Thursday, July 9, 2009

Movies and Strangers

Today was a mighty active day for me... considering...

Hung out with the g-rents. We saw the movie Cheri which ... I truly didn't enjoy. My grandparents didn't really either. I would SUPER not recommend it. Also, at one point in the movie, I got super confused by the action the character (Cheri, actually) was taking. I figured I'd just spaced out and missed something that would warrant the action and I planned on asking my grandparents about it when the movie was over. However, when we left the theater, my grandpa asked what that action was about immediately! I told him that I was wondering the same thing and my grandma said so too. Turns out, we were ALL confused about the same thing but we ALL thought we'd spaced out! That's like... the worst sign for a movie ever for two reasons:
1. Clearly SUPER incomprehensible action by the main character. 
2. We were obviously all spacing out or on the VERGE of spacing out because we all thought it was OUR fault that we couldn't understand. 
Rough. 

Then we went out to dinner at a place I've been at least 3 times and thus should know the name but don't. It's a place in Harvard Square that serves New Orleans Mexican food. It was AWESOME not eating my own shit-ily prepared food. 

Then I hung out with Matt and Elena, which was awesome. 

I guess it doesn't seem like a hugely active day. I only think that because I walked from my place to Kenmore, Kenmore to Kendall movie theater, and Kendall movie theater to Harvard Square.

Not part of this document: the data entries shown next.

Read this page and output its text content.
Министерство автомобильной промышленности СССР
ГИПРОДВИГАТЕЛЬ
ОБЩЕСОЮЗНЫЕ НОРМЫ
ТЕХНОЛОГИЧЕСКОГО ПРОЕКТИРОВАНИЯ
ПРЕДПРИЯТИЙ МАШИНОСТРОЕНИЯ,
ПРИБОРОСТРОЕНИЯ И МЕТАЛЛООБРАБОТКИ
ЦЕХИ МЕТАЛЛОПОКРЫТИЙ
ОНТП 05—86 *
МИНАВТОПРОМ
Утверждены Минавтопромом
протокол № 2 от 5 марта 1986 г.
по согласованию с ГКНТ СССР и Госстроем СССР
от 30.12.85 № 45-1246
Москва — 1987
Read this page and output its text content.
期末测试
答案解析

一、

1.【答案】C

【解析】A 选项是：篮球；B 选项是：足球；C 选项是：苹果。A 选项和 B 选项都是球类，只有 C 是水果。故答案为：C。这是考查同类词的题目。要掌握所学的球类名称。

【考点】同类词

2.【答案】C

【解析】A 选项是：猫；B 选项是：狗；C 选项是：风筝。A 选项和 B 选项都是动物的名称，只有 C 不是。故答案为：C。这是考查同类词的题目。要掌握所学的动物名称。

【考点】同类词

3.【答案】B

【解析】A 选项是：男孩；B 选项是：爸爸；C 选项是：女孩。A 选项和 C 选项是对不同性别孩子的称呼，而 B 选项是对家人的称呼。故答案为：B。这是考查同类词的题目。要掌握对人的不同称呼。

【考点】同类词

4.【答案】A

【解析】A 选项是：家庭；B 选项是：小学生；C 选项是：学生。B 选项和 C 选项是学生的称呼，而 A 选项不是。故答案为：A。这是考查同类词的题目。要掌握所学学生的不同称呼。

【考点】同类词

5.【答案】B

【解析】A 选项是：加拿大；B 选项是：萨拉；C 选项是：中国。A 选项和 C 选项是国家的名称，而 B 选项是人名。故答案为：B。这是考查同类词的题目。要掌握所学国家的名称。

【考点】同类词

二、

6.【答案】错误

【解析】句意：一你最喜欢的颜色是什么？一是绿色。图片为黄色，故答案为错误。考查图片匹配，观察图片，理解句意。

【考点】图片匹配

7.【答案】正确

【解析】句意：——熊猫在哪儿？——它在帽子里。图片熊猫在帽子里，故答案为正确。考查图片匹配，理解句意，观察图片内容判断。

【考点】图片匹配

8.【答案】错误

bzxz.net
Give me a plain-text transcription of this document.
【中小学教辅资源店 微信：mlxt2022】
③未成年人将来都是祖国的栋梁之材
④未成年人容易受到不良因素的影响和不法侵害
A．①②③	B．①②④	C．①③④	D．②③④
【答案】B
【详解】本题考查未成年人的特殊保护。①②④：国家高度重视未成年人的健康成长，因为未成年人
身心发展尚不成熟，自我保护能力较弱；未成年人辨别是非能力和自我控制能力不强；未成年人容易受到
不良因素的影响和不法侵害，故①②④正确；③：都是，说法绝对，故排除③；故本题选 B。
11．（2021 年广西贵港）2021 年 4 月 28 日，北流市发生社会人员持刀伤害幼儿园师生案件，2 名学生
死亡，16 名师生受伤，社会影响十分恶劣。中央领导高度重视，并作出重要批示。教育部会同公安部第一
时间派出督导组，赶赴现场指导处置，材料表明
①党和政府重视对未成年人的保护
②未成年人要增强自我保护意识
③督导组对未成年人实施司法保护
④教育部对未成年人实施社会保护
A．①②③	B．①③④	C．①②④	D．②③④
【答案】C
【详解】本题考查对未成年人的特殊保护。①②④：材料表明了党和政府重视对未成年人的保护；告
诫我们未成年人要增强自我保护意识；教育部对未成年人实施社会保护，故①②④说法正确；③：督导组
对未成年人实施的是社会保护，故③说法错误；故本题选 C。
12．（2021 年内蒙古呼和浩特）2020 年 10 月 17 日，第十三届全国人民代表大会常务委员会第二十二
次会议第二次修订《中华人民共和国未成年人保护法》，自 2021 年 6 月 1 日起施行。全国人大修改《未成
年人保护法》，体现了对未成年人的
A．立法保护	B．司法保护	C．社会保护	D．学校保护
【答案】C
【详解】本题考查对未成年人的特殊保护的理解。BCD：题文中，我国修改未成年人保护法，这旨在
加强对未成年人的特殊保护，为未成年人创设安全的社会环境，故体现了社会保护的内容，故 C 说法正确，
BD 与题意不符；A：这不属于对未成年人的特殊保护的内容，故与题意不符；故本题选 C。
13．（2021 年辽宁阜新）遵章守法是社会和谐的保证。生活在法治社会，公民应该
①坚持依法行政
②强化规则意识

Although so did my grandparents... wah-wah.

I also unfortunately paid for this month of netflix when I'm not going to be using it for 2 weeks. Bummer. I've decided to keep Angels in America instead of send the disks right back. Maybe I'll find the inspiration to watch it again. I hope so.  

Last thing, but I also accidently gave my phone number to two girls who wanted to tell me about how there is textual evidence in the Bible that God is a woman. I don't even have anything to say for myself. If I don't learn how to say no soon... ... I'll probably soon be purging my thetans for $150 per alien soul. Plus at some point, I'm just being stupid. But it's really difficult for me to bring down people who are so passionate. Although I REALLY wonder why they got me because I wasn't even KIND OF the only person on the street, they (apparently) go to BU, and I didn't even make eye contact... I didn't even know they were there AND I was listening to headphones. I think it's something in my face. Some invisible, but oddly visible, tattoo that tells strangers that I'm susceptible to bombardments by strangers. I don't even think I'm GULLIBLE per se. I've never been convinced of anything. I just can't turn down enthusiastic people face to face. It'll likely be a situation where I refuse to answer the calls. Like the last time I was saved freshman year (although I did go to one session... buh...). Or Ken. Or the time I told someone I wanted to help talk to people about global warming (which I actually DID kind of want to do). Or maybe I'll just continue to be an idiot... like the time I held hands with the guy who told me the two things black men like are native Americans and fried chicken. The time I gave my email address to the guy who I talked to for an hour at the greyhound station. The time I gave my name, address, phone number, and $3 to a guy in front of the Philadelphia Art Museum who smelled and had no teeth (that was a while ago though...). Just had to chronicle. Whatever though.